I thought of the nature of risk this morning while waiting for the bus to take me into Minneapolis.  Spring has fully blossomed here in (southern) Minnesota.  The lakes in the north of the state may still be melting out but here we have flowers and green grass (thankfully).  There is the prospect of tornadoes and hail later this afternoon.  And yet all the while some construction workers are building a new house just a block from where I have been living these last three months.  To live is to take risks.  Tornadoes may come but in the meantime let's get on with the business of living life!  The surest way to wither and die is to no longer grow, change and take risks.  Some risk taking doesn’t turn out too well.  But if we let the disappointments and inevitable failures of some of our efforts cause us to turn inwards and self-isolate we are inevitably creating a perfect environment for boredom, sadness, illness and even despair to develop.
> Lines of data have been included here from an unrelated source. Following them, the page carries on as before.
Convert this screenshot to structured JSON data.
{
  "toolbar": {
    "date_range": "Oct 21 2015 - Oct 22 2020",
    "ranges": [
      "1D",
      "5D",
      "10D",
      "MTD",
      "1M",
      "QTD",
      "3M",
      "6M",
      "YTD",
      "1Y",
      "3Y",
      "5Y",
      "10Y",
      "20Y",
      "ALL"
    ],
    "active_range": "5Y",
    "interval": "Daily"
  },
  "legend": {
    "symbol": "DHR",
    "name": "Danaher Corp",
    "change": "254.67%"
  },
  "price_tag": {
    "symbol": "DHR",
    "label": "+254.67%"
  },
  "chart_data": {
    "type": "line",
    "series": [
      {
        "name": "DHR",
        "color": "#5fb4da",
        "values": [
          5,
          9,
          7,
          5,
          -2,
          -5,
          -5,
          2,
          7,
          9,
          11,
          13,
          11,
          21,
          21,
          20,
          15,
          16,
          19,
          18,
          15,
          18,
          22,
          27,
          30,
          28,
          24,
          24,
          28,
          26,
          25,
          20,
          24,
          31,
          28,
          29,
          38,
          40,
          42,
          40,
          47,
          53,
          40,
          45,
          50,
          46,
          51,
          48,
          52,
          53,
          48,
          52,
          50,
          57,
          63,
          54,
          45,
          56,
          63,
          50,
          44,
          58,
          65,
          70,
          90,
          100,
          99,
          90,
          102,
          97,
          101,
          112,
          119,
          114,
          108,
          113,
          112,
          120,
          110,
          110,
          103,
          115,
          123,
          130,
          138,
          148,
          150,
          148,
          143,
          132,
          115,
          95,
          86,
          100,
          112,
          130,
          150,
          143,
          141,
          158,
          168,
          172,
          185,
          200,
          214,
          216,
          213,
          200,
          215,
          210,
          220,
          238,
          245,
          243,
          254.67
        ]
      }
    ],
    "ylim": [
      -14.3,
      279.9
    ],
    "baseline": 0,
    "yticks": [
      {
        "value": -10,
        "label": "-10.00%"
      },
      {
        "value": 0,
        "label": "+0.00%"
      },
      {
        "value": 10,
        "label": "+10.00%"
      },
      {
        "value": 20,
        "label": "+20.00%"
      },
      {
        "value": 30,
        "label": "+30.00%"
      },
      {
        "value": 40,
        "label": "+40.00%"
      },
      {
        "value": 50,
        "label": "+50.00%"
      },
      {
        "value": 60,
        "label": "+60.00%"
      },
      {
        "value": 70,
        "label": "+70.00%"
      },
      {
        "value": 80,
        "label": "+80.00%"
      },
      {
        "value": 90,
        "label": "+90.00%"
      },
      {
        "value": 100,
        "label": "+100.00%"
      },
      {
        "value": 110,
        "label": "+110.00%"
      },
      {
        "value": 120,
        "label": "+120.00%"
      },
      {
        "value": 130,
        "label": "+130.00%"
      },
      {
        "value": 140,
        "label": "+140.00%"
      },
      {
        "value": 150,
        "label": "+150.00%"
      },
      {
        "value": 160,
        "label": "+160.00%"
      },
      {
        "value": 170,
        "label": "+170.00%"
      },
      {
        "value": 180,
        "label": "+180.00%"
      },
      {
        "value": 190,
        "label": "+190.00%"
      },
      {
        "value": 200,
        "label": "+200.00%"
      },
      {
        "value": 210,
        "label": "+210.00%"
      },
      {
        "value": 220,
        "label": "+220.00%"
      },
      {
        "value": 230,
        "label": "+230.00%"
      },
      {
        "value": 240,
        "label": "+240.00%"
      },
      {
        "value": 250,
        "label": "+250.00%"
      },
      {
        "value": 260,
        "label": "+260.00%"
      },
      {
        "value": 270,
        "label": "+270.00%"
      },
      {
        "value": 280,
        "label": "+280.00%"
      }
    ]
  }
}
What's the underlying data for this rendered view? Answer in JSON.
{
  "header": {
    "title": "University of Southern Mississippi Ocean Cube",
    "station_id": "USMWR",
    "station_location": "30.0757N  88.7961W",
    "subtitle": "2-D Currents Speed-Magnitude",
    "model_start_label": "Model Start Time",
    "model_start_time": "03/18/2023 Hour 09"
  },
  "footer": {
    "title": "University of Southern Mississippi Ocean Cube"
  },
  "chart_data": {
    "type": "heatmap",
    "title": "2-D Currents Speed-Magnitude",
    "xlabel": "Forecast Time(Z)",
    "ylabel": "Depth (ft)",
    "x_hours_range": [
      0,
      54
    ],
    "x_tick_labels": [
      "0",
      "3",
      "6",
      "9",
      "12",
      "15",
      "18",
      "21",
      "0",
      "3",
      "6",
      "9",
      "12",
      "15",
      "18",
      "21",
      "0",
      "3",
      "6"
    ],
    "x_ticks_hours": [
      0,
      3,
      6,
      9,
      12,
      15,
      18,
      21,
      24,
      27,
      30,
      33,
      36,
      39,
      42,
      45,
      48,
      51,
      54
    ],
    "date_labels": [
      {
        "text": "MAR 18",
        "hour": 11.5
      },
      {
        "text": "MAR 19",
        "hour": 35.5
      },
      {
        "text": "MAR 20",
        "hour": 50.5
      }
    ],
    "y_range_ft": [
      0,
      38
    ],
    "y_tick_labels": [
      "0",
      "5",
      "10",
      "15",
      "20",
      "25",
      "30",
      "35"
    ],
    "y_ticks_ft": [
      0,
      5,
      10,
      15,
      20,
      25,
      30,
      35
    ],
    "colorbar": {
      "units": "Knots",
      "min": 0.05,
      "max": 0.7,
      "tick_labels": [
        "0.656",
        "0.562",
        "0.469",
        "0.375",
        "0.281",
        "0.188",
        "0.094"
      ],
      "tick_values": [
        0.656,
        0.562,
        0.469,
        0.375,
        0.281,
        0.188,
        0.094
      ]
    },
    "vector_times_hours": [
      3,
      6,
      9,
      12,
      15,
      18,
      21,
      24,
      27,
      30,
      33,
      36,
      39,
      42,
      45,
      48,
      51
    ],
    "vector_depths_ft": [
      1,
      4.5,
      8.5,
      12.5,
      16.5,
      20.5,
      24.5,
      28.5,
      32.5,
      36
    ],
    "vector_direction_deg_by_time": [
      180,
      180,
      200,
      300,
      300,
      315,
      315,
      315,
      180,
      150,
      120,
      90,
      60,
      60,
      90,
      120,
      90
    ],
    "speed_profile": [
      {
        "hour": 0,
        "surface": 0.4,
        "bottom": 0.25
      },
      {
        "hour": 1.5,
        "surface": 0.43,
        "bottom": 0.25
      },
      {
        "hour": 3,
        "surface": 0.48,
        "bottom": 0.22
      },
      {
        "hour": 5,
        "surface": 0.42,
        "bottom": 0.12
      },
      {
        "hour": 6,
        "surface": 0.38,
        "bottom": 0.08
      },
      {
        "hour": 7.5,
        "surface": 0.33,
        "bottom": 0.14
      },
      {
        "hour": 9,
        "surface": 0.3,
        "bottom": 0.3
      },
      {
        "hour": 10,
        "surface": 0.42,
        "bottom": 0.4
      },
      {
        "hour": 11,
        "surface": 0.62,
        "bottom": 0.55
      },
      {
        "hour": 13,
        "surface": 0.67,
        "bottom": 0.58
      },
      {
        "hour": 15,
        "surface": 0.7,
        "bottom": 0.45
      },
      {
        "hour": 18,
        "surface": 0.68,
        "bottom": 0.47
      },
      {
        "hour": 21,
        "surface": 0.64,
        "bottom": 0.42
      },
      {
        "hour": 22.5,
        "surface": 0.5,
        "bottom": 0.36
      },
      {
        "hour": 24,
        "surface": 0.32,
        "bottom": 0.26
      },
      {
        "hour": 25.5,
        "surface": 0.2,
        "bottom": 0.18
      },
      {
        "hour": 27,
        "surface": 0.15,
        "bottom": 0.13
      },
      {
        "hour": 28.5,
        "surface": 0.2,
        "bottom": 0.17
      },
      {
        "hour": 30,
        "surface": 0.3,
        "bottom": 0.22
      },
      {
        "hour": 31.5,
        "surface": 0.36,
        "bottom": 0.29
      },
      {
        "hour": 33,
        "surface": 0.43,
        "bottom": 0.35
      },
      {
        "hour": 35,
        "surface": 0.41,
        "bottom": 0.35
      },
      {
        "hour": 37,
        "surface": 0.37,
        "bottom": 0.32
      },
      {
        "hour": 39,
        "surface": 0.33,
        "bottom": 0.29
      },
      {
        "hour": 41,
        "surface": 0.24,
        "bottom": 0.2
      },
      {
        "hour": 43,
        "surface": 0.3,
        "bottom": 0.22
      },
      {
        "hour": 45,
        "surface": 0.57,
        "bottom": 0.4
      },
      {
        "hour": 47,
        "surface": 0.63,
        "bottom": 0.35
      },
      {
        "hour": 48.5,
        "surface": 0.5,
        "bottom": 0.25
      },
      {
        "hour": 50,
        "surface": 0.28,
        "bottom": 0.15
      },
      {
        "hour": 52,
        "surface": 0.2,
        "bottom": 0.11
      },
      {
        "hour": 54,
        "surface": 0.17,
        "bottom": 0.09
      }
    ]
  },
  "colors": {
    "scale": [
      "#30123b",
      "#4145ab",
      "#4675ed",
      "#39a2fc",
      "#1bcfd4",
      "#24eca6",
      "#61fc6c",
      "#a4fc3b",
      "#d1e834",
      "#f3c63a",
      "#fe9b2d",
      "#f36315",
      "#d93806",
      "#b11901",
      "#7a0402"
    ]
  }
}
I feel as if I have become a bit risk-averse as of late.  It’s an understandable response given what I have experienced in the last three years.  I lived in several different locations all across the country in search of that illustrious job that would finally make the investment of all the education I obtained financially and emotionally worthwhile.  I mention my emotional life because despite my efforts to strike a balance between school, work and a social life while most recently attending graduate school in California I can look back in hindsight and recognize my life was still not very balanced.  But I must admit that some of my disappointment regarding relationships was an inevitable consequence of there not being much of a community of gay people within about one hundred miles of Monterey.  And the gay community of Santa Cruz, California left much to be desired.

I see that I have reached a turning point in my own development.  I cannot continue to become more risk averse.  Moving in that direction will not ultimately serve me…instead it might cause me grave harm.  The therapy I have done these last ten months has been immensely helpful.  And I see clearly that the journey I have been on has led me to a crossroads.  It’s time for me to decisively stand tall and separate from my paternal family of origin and no longer keep attempting to ‘get water from the dry well’.

I intend to take some big risks in my immediate and longer-term future.  I intend to attend the Foxfire Institute in Berlin, Germany eventually.  I’d like to begin by easing myself into the experience by doing some distance learning this coming autumn.  My life should (hopefully) be sufficiently stable by the autumn that I can begin to build this new piece into my life.

Life is not worth living if we do not take risks.